Originally it was envisioned that the Melrose (Brewster) convent would become an Earth Literacy Center, with retreats and classes. The focus shifted, however, when two of the sisters decided to start an organic garden. Over several years, the great expanse of lawn behind St. Cuthbert’s House was transformed into arable land, and Bluestone Farm was born, named after all the rocks, large and small, that had to be cleared.

Later, a second field, “Sweet William’s,” was established on property across the way, named for Bill Consiglio, who tilled much of the soil and who is truly a sweet man. This second field gave us about an acre, all told, and enabled us to grow about 75% of our own food, all of it organically. Most of the other 25% is purchased either from the local farmer’s market or from one of two independent organic food stores. We seek to eat locally as much as possible. Thus we have gone from teaching earth literacy to living it, in a (quite literally) down-to-earth way. As our most recent newsletter (which you can read at our web site) puts it,

The farm is a whole living system in which everything is related to everything else. Nearly everything that is biodegradable gets composted, the compost goes into the soil, and so on. The ducks provide eggs, and also eat bugs in the garden and leave their manure behind as fertilizer. We are also trying to reduce our unrecyclable waste and to reduce our use of water, fossil fuels, electricity, and gas.

The newsletter quotes H.C. Flores in Food not Lawns:

Growing food is one of the most radical things you can do: Those who control our food control our lives, and when we take that control back into our own hands, we empower ourselves toward autonomy, self-reliance, and true freedom.

We’re also participating in a world-wide movement.
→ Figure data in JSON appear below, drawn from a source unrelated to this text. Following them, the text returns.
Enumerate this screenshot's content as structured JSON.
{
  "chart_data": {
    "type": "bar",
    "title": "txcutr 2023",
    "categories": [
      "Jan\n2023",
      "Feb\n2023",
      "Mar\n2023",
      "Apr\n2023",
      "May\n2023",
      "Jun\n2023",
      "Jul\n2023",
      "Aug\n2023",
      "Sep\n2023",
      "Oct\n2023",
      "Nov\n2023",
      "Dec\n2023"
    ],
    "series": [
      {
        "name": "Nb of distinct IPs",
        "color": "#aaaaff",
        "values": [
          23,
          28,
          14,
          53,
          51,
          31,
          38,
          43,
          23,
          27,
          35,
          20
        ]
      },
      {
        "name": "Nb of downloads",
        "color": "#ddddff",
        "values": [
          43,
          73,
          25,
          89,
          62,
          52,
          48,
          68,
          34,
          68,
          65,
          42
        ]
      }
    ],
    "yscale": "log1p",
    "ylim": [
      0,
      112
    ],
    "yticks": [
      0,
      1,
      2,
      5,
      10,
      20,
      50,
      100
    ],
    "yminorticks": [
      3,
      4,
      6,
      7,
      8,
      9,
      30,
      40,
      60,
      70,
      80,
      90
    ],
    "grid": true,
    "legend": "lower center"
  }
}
Environmentalist Paul Hawken, in his new book Blessed Unrest (New York: Viking 2007), estimates that there are one to two million organizations all over the world, representing tens of millions of people, working for the healing of the planet and for social justice. A few of the organizations are large and well-known, but most are small and local. Most of these groups have sprung up spontaneously; no central authority coordinates them – or could it be that the Holy Spirit is behind it all?

Together, Hawken suggests, these organizations represent earth’s “immune system” coming to life. As such, they represent a great source of hope. As Hawken notes,

When asked at colleges if I am pessimistic or optimistic about the future, my answer is always the same: If you look at the science that describes what is happening on earth today and aren’t pessimistic, you don’t have the correct data. If you meet the people in this unnamed movement and aren’t optimistic, you haven’t got a heart.

Personally, I prefer to think in terms of “hope” rather than “optimism.” Hope is an act of defiance in the face of pessimism, in the face of all that would otherwise numb us into denial or send us reeling into despair. When we here at Melrose work to heal and build our soil, when we save seeds, when we refrain from the use of harmful chemical fertilizers and pesticides, when we support local agriculture and generally when we seek to transform the tiny piece of the planet that God has entrusted to us, then we take a stand for hope. It’s good to know that we are not alone.



  1. Welcome to the blogosphere! I’m looking forward to reading more from you — thanks for writing about your faith journey. You may also want to submit your blog feed to, an aggregator that collects posts from many different UU blogs.

  2. It’s great to see you here, Sue. It sounds like you have a good life.